KIS vs Action Man – a tragic love story

In the high flying world of Big Business there are competing management styles. The 2 that are currently in my mind at present due to a Project I was recently working on, are the Keep It Simple ideology and the Action Man Principal. Both have their proponents and both have examples of successful outcomes but in both techniques they rely on particular character types to be able to be successfully carried through.

Let’s start with the AMP style. This system has the positive of the Project Leader focussing all their efforts on a successful outcome but is accompanied by the requirement that the individual should have a solid grasp of the desired final target. The risk, of course, is that if such a Manager is running a bit short on knowledge, they generally try to cover the shortfall by being seen to be doing something.

Think kneejerk reaction.

Think endless meetings of the Groundhog Day variety.

Think lots of verbal but very little written (hence quotable) directives.

Meanwhile, over at the KIS methodology, the Leader generally relies on the experience of the Team members and is there basically to give overall direction. It is quite acceptable to manage other business when you have the right folk in place. You rely on the team and don’t have to bother with the fine details. The trick here, is to have the right folk in the right jobs and the ability to be able to tell the difference.

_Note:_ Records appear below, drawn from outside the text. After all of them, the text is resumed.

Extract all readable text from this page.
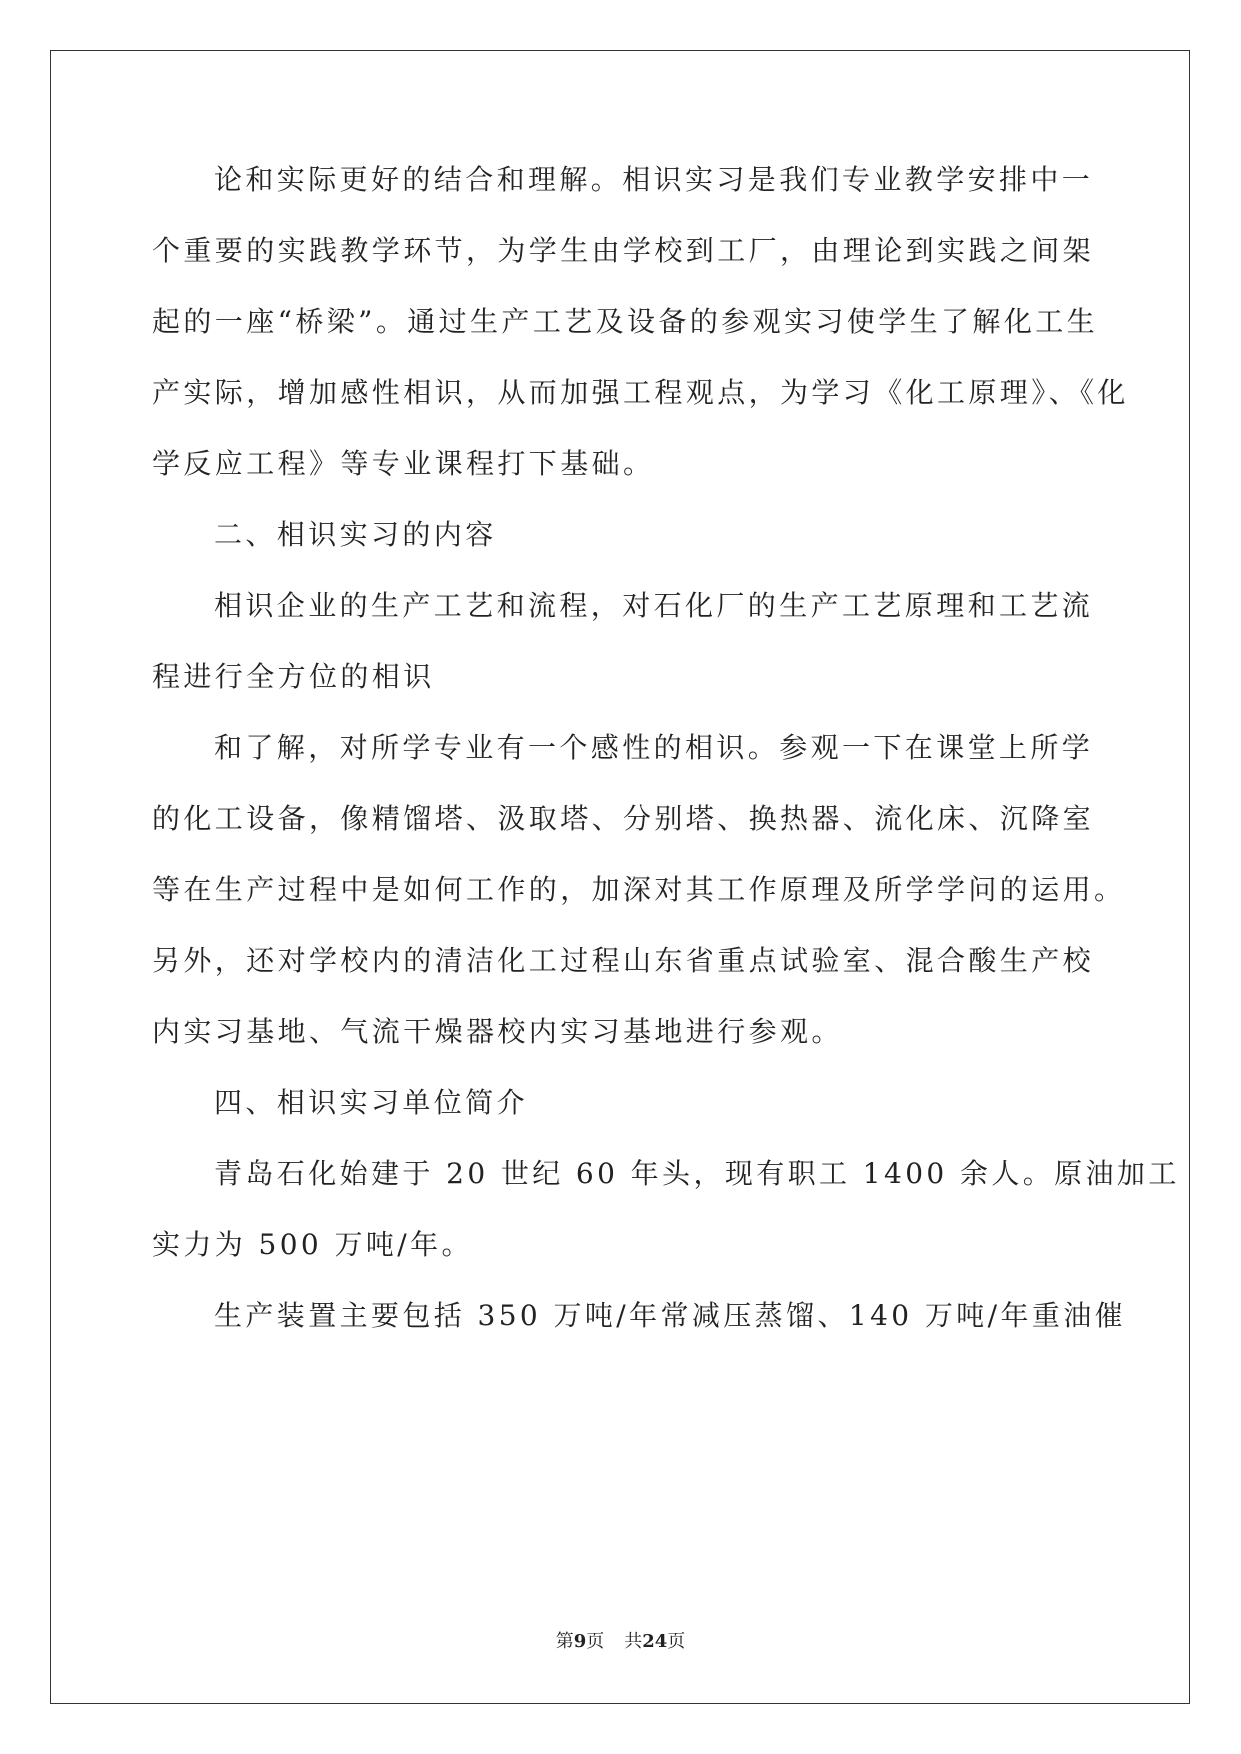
论和实际更好的结合和理解。相识实习是我们专业教学安排中一
个重要的实践教学环节，为学生由学校到工厂，由理论到实践之间架
起的一座“桥梁”。通过生产工艺及设备的参观实习使学生了解化工生
产实际，增加感性相识，从而加强工程观点，为学习《化工原理》、《化
学反应工程》等专业课程打下基础。
二、相识实习的内容
相识企业的生产工艺和流程，对石化厂的生产工艺原理和工艺流
程进行全方位的相识
和了解，对所学专业有一个感性的相识。参观一下在课堂上所学
的化工设备，像精馏塔、汲取塔、分别塔、换热器、流化床、沉降室
等在生产过程中是如何工作的，加深对其工作原理及所学学问的运用。
另外，还对学校内的清洁化工过程山东省重点试验室、混合酸生产校
内实习基地、气流干燥器校内实习基地进行参观。
四、相识实习单位简介
青岛石化始建于 20 世纪 60 年头，现有职工 1400 余人。原油加工
实力为 500 万吨/年。
生产装置主要包括 350 万吨/年常减压蒸馏、140 万吨/年重油催
第9页 共24页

A natural result of the KIS technique is to understand that complexity leads to higher risks. Loading up the client with a lot of changes is inclined to sour their experience and when you add software tricks into the mix there is always the chance that one technical feature will automatically stress, if not break, some other technical feature.

Feeling nervous yet?

I have just ended my involvement on a Project that sadly was mired in the AMP format when it most rightfully should have been following the KIS process. To further queer the deal, the contract targets changed frequently and on a couple of occasions every couple of hours. One very memorable occasion involved a change within a sentence which has to be some sort of benchmark but not one trainee managers should aspire to.

Of course the AMP method is a high stress process that destroys rather than bonds the Team and eventually it devolves into everyone covering their backside as their primary aim. The project still ranks of course, just not as highly.

Apparently this style of management was favoured in the States some years ago in the mistaken idea that you get “the best out of your employees”. These days it has been recognised as having a very short term benefit and a real cost in employee satisfaction and longevity.

Of course, here in Oz we like to travel a couple of years behind the US without looking at why particular techniques fall from grace. So we have to go through the long and painful learning process rather than learn from others mistakes. Hey. I have never claimed we are smarter at business than the Yanks.

Sadly the dream is over. The stresses involved in what should have been a straight forward project have taken their toll and I’m back refereeing LaserTag just minutes from home instead of having a 3 and a half hour commute back and forth to Melbourne each week.

Damn, it was fun solving and pre-empting problems,  but in the final wash up, treatment of my staff and the unnecessary complication on a regular basis was too much for the old bod, and health issues took control.

In the end the Project will end beyond it’s target date, the user experience will be more stressful than necessary and shareholder worth will be somewhat diminished, but they will get there. The users will enjoy their new environment and software tools and the business will finally be running unhindered.

But it could have been easier, quicker and a whole lot cheaper and left a lot less collateral damage.


4 thoughts on “KIS vs Action Man – a tragic love story

  1. I feel your pain, Pete. The last few years of my working life were in IT which was also the most satisfying years of my working life. That was all thrown down the gurgler when amalgamations took place and politics determined outcomes. That was when I took redundancy.

    The introduction of new computer systems usually suffers because of the computer illiteracy of managers. Which is frustrating because as we have both found, IT can be a most satisfying occupation, and also a most frustrating one. Too often it becomes the latter.

    Here’s to a more satisfying and rewarding 2012.

    1. It’s a bitch, no doubt.

      If only these chaps could take a step back and have a good hard think. It’s odd because they should be able to relate to being the customer.

  2. I am sorry you got so much grief from this job Pete, especially as you had to commute such a long distance each week.

    I have never been a team player and spat the dummy 30 odd years ago after too much management/bureaucratic interference with my work so I could work for myself. The money’s crap but the peace of mind is worth it.

    Hope everything falls into place for you as it inevitably will.

    1. The weird part was the flare up with my colitis was completely unexpected. I thought I was living the dream.

      But when the arrival of even an email sent me rushing to the Outhouse then the body has taken over.

      As a logistical exercise in both getting myself organised and keeping the Team ahead of our responsibilities, it was terrific fun.